Nel 2001 la Ropeadope, etichetta jazz americana, pubblicò The Philadelphia Experiment: l'idea che stava dietro questo progetto discografico era quella di proporre un album di contaminazione tra generi diversi, ad opera di musicisti provenenienti da percorsi musicali svariati (jazz, funk, hip hop, soul), ma con in comune la residenza nella città dell'amore fraterno.

Il progetto ebbe un certo seguito, e fu tale a convincere la label a fare un remix dell'album affidandolo al più eclettico produttore house di Filadelfia, King Britt, che fece conoscere l'etichetta ben al di là della cerchia dei jazzofili attirando l'attenzione dei più attenti ascoltatori di musica elettronica e dance.

Visto il successo, perchè non ripetere allora l'esperimento anche per altre città?

Mettere dunque assieme musicisti  di culture musicali e percorsi artisitici diversi, ma chiamati a lavorare insieme all'insegna della massima libertà creativa e improvvisazione. allo scopo di proporre il meglio delle culture musicali delle città americane, rivisto e riproposto all'insegna della contaminazione e fusione dei generi.

E dove realizzare il secdondo capitolo se non a Detroit ? La motor town è sin dagli anni 60 la città che più di tutte ha prodotto il meglio della musica black, dal soul della Motown, al funk di George Clinton, alla techno music della Undergound resistance?

E il gruppo di musicisti chiamato all'opera è davvero di primissima scelta, un ensemble che racchiude il meglio della storia musicale di Detroit: Ron Carter, Geri Allen, Marcus Belgrave, Regina Carter, Amp Fiddler, solo per citare i più noti, chiamati a intepretare brani classici motown o funk, o a improvvisare su materiale creato ex novo.

A coordinare e dirigere il progetto uno dei maestri della scena techno della città: Carl Craig.

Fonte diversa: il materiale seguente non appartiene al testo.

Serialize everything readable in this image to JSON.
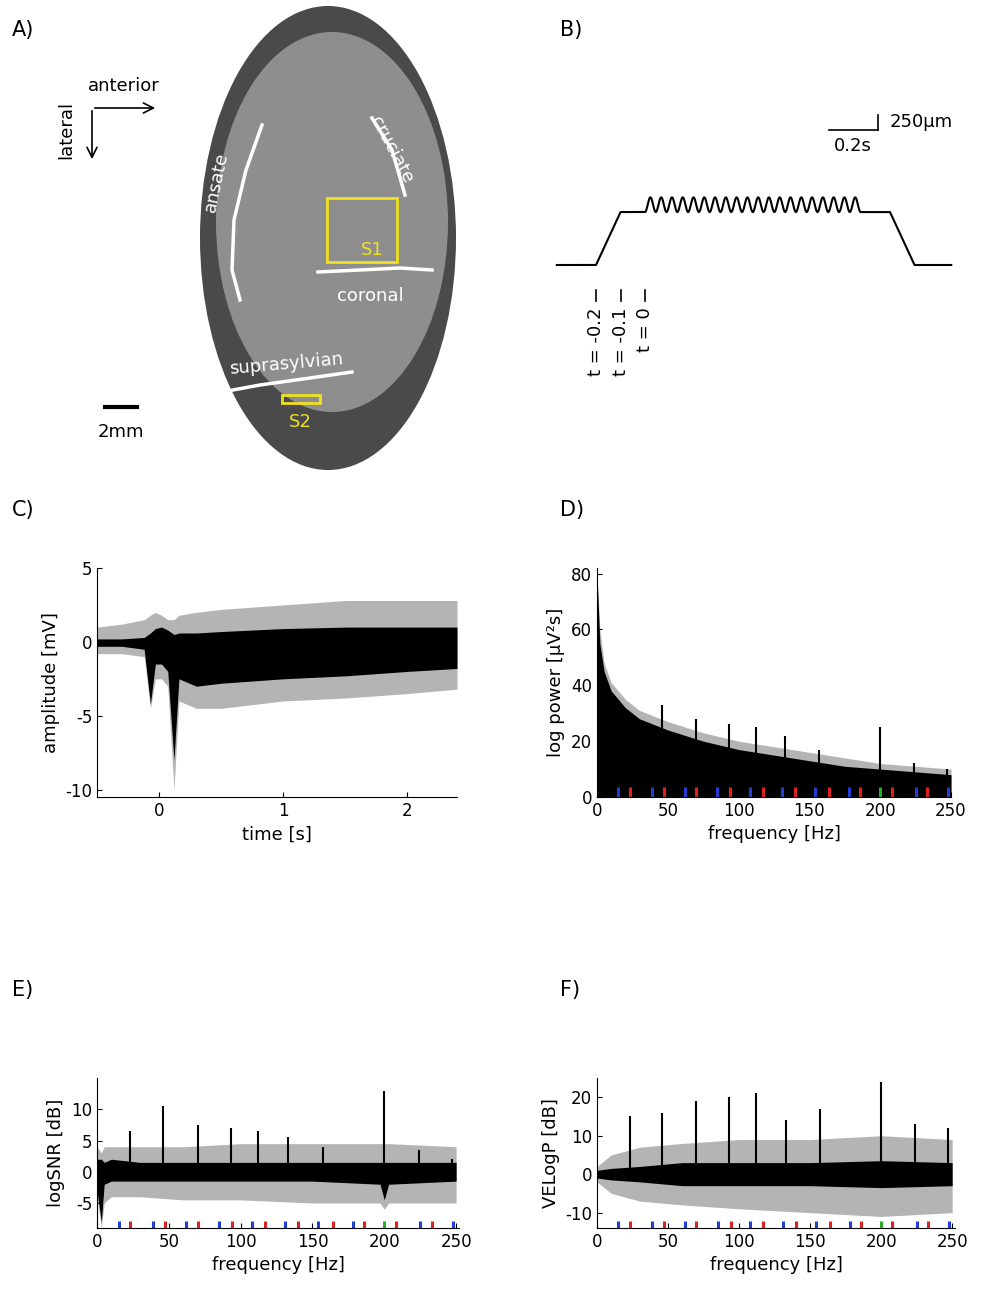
{
  "panel_labels": [
    "A)",
    "B)",
    "C)",
    "D)",
    "E)",
    "F)"
  ],
  "panel_A": {
    "directions": [
      "anterior",
      "lateral"
    ],
    "sulci": [
      "ansate",
      "cruciate",
      "coronal",
      "suprasylvian"
    ],
    "regions": [
      "S1",
      "S2"
    ],
    "region_color": "#f0e020",
    "scale_bar": "2mm"
  },
  "panel_B": {
    "scale_bars": {
      "time": {
        "value": 0.2,
        "label": "0.2s"
      },
      "displacement": {
        "value": 250,
        "label": "250µm"
      }
    },
    "time_marks": [
      {
        "value": -0.2,
        "label": "t = -0.2"
      },
      {
        "value": -0.1,
        "label": "t = -0.1"
      },
      {
        "value": 0,
        "label": "t = 0"
      }
    ],
    "trajectory": {
      "t": [
        -0.36,
        -0.2,
        -0.1,
        1.0,
        1.1,
        1.25
      ],
      "displacement": [
        0,
        0,
        900,
        900,
        0,
        0
      ]
    },
    "vibration": {
      "start": 0.0,
      "end": 0.88,
      "cycles": 20,
      "peak_to_peak": 250
    }
  },
  "chart_data": [
    {
      "type": "line",
      "xlabel": "time [s]",
      "ylabel": "amplitude [mV]",
      "xlim": [
        -0.5,
        2.4
      ],
      "ylim": [
        -10.5,
        5
      ],
      "xticks": [
        0,
        1,
        2
      ],
      "yticks": [
        -10,
        -5,
        0,
        5
      ],
      "x": [
        -0.5,
        -0.3,
        -0.12,
        -0.07,
        -0.03,
        0.02,
        0.07,
        0.12,
        0.16,
        0.3,
        0.5,
        1.0,
        1.5,
        2.0,
        2.4
      ],
      "series": [
        {
          "color": "#b4b4b4",
          "upper": [
            1.0,
            1.2,
            1.5,
            1.8,
            2.0,
            1.8,
            1.5,
            1.5,
            1.8,
            2.0,
            2.2,
            2.5,
            2.8,
            2.8,
            2.8
          ],
          "lower": [
            -0.8,
            -0.8,
            -1.0,
            -4.5,
            -2.5,
            -2.5,
            -3.0,
            -10.0,
            -4.0,
            -4.5,
            -4.5,
            -4.0,
            -3.8,
            -3.5,
            -3.2
          ]
        },
        {
          "color": "#000000",
          "upper": [
            0.2,
            0.2,
            0.3,
            0.6,
            0.9,
            1.0,
            0.8,
            0.5,
            0.6,
            0.6,
            0.7,
            0.9,
            1.0,
            1.0,
            1.0
          ],
          "lower": [
            -0.3,
            -0.3,
            -0.5,
            -4.2,
            -1.5,
            -1.5,
            -2.0,
            -8.0,
            -2.5,
            -3.0,
            -2.8,
            -2.5,
            -2.3,
            -2.0,
            -1.8
          ]
        }
      ]
    },
    {
      "type": "line",
      "xlabel": "frequency [Hz]",
      "ylabel": "log power [μV²s]",
      "xlim": [
        0,
        250
      ],
      "ylim": [
        0,
        82
      ],
      "xticks": [
        0,
        50,
        100,
        150,
        200,
        250
      ],
      "yticks": [
        0,
        20,
        40,
        60,
        80
      ],
      "x": [
        0,
        2,
        5,
        10,
        20,
        30,
        50,
        75,
        100,
        125,
        150,
        175,
        200,
        225,
        250
      ],
      "series": [
        {
          "color": "#b4b4b4",
          "upper": [
            80,
            60,
            48,
            41,
            35,
            31,
            27,
            23,
            20,
            18,
            16,
            14,
            12,
            11,
            10
          ],
          "lower": [
            0,
            0,
            0,
            0,
            0,
            0,
            0,
            0,
            0,
            0,
            0,
            0,
            0,
            0,
            0
          ]
        },
        {
          "color": "#000000",
          "upper": [
            80,
            55,
            45,
            38,
            32,
            28,
            24,
            20,
            17,
            15,
            13,
            11,
            10,
            9,
            8
          ],
          "lower": [
            0,
            0,
            0,
            0,
            0,
            0,
            0,
            0,
            0,
            0,
            0,
            0,
            0,
            0,
            0
          ]
        }
      ],
      "peaks": {
        "color": "#000000",
        "x": [
          23,
          46,
          70,
          93,
          112,
          133,
          157,
          200,
          224,
          247
        ],
        "values": [
          27,
          33,
          28,
          26,
          25,
          22,
          17,
          25,
          12,
          10
        ]
      },
      "frequency_markers": [
        {
          "color": "#1f3fd0",
          "x": [
            15,
            39,
            62,
            85,
            108,
            131,
            154,
            178,
            225,
            248
          ]
        },
        {
          "color": "#e02020",
          "x": [
            23,
            47,
            70,
            94,
            117,
            140,
            164,
            186,
            208,
            233
          ]
        },
        {
          "color": "#20b020",
          "x": [
            200
          ]
        }
      ]
    },
    {
      "type": "line",
      "xlabel": "frequency [Hz]",
      "ylabel": "logSNR [dB]",
      "xlim": [
        0,
        252
      ],
      "ylim": [
        -9,
        15
      ],
      "xticks": [
        0,
        50,
        100,
        150,
        200,
        250
      ],
      "yticks": [
        -5,
        0,
        5,
        10
      ],
      "x": [
        0,
        3,
        5,
        10,
        30,
        60,
        100,
        150,
        197,
        200,
        203,
        250
      ],
      "series": [
        {
          "color": "#b4b4b4",
          "upper": [
            4,
            3,
            4,
            4,
            4,
            4,
            4.5,
            4.5,
            4.5,
            4.5,
            4.5,
            4
          ],
          "lower": [
            -4,
            -9,
            -5,
            -4,
            -4,
            -4.5,
            -4.5,
            -5,
            -5,
            -6,
            -5,
            -5
          ]
        },
        {
          "color": "#000000",
          "upper": [
            2,
            2,
            1.5,
            2,
            1.5,
            1.5,
            1.5,
            1.5,
            1.5,
            1.5,
            1.5,
            1.5
          ],
          "lower": [
            -3,
            -8,
            -2,
            -1.5,
            -1.5,
            -1.5,
            -1.5,
            -1.5,
            -2,
            -4.5,
            -2,
            -1.5
          ]
        }
      ],
      "peaks": {
        "color": "#000000",
        "x": [
          23,
          46,
          70,
          93,
          112,
          133,
          157,
          200,
          224,
          247
        ],
        "values": [
          6.5,
          10.5,
          7.5,
          7,
          6.5,
          5.5,
          4,
          13,
          3.5,
          2
        ]
      },
      "frequency_markers": [
        {
          "color": "#1f3fd0",
          "x": [
            15,
            39,
            62,
            85,
            108,
            131,
            154,
            178,
            225,
            248
          ]
        },
        {
          "color": "#e02020",
          "x": [
            23,
            47,
            70,
            94,
            117,
            140,
            164,
            186,
            208,
            233
          ]
        },
        {
          "color": "#20b020",
          "x": [
            200
          ]
        }
      ]
    },
    {
      "type": "line",
      "xlabel": "frequency [Hz]",
      "ylabel": "VELogP [dB]",
      "xlim": [
        0,
        252
      ],
      "ylim": [
        -14,
        25
      ],
      "xticks": [
        0,
        50,
        100,
        150,
        200,
        250
      ],
      "yticks": [
        -10,
        0,
        10,
        20
      ],
      "x": [
        0,
        10,
        30,
        60,
        100,
        150,
        200,
        250
      ],
      "series": [
        {
          "color": "#b4b4b4",
          "upper": [
            2,
            5,
            7,
            8,
            9,
            9,
            10,
            9
          ],
          "lower": [
            -2,
            -5,
            -7,
            -8,
            -9,
            -10,
            -11,
            -10
          ]
        },
        {
          "color": "#000000",
          "upper": [
            1,
            1.5,
            2,
            3,
            3,
            3,
            3.5,
            3
          ],
          "lower": [
            -1,
            -1.5,
            -2,
            -3,
            -3,
            -3,
            -3.5,
            -3
          ]
        }
      ],
      "peaks": {
        "color": "#000000",
        "x": [
          23,
          46,
          70,
          93,
          112,
          133,
          157,
          200,
          224,
          247
        ],
        "values": [
          15,
          16,
          19,
          20,
          21,
          14,
          17,
          24,
          13,
          12
        ]
      },
      "frequency_markers": [
        {
          "color": "#1f3fd0",
          "x": [
            15,
            39,
            62,
            85,
            108,
            131,
            154,
            178,
            225,
            248
          ]
        },
        {
          "color": "#e02020",
          "x": [
            23,
            47,
            70,
            94,
            117,
            140,
            164,
            186,
            208,
            233
          ]
        },
        {
          "color": "#20b020",
          "x": [
            200
          ]
        }
      ]
    }
  ]
}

Il lavoro svolto da Carl Craig è stato eccezionale: non solo ha suonato in prima persona testiere e sintetizzatori, ma ha  diretto le session, rieditato e remixato il materiale di 3 giorni di sessions, e dato l'impronta e l'anima al materiale editato sull'album, un album che spazia a 360° in quarant'anni di  musica black, rifiltrandola e ripronendola secondo il gusto e lo stile di uno del più creativo ed eclettico produttore della seconda generazione techno di Detroit.

Ecco dunque il lento ed avvolgente ibrido jazz funk di Space odyssey, il soul di Too High (un classico soul di Stevie Wonder intepretato da uo straordinario Amp Fiddler), il vellutato tappeto jazz di Midnight at the twenty grand, il convulso e trascinante hip hop di The way we make music, il bellissimo duetto per violino e piano There is a God di Geri Allen e Regina Carter

L'apice dell'album,  il brano che rappresenta davvero la summa dell'esperimento detroitiano, è però Think twice: un brano che ha una dinamica ritmica da brivido, in continuo ed incessante crescendo e tensione: basso funk a tirare la volata, svolgimento fusion tra piano elettrico di rinforzo all'impianto ritmico e assoli di chitarra e sax prima che anch'essi tornino a innalzare il climax dinamico, innesti di sintetizzatore che portano l'ascoltatore a tirare il fiato perchè l'adrenalina dell'ascolto è al massimo.

Un disco di nicchia, un perfetto esempio di ibridazione e contaminazione: a distanza di 4-5 anni dalla sua uscita ancora non smetto di ascoltarlo.

Non è facile da reprire, io l'ho comprato su Amazon, ma per chi ama i territori musicali più creativi e meno banali ne vale davvero la pena.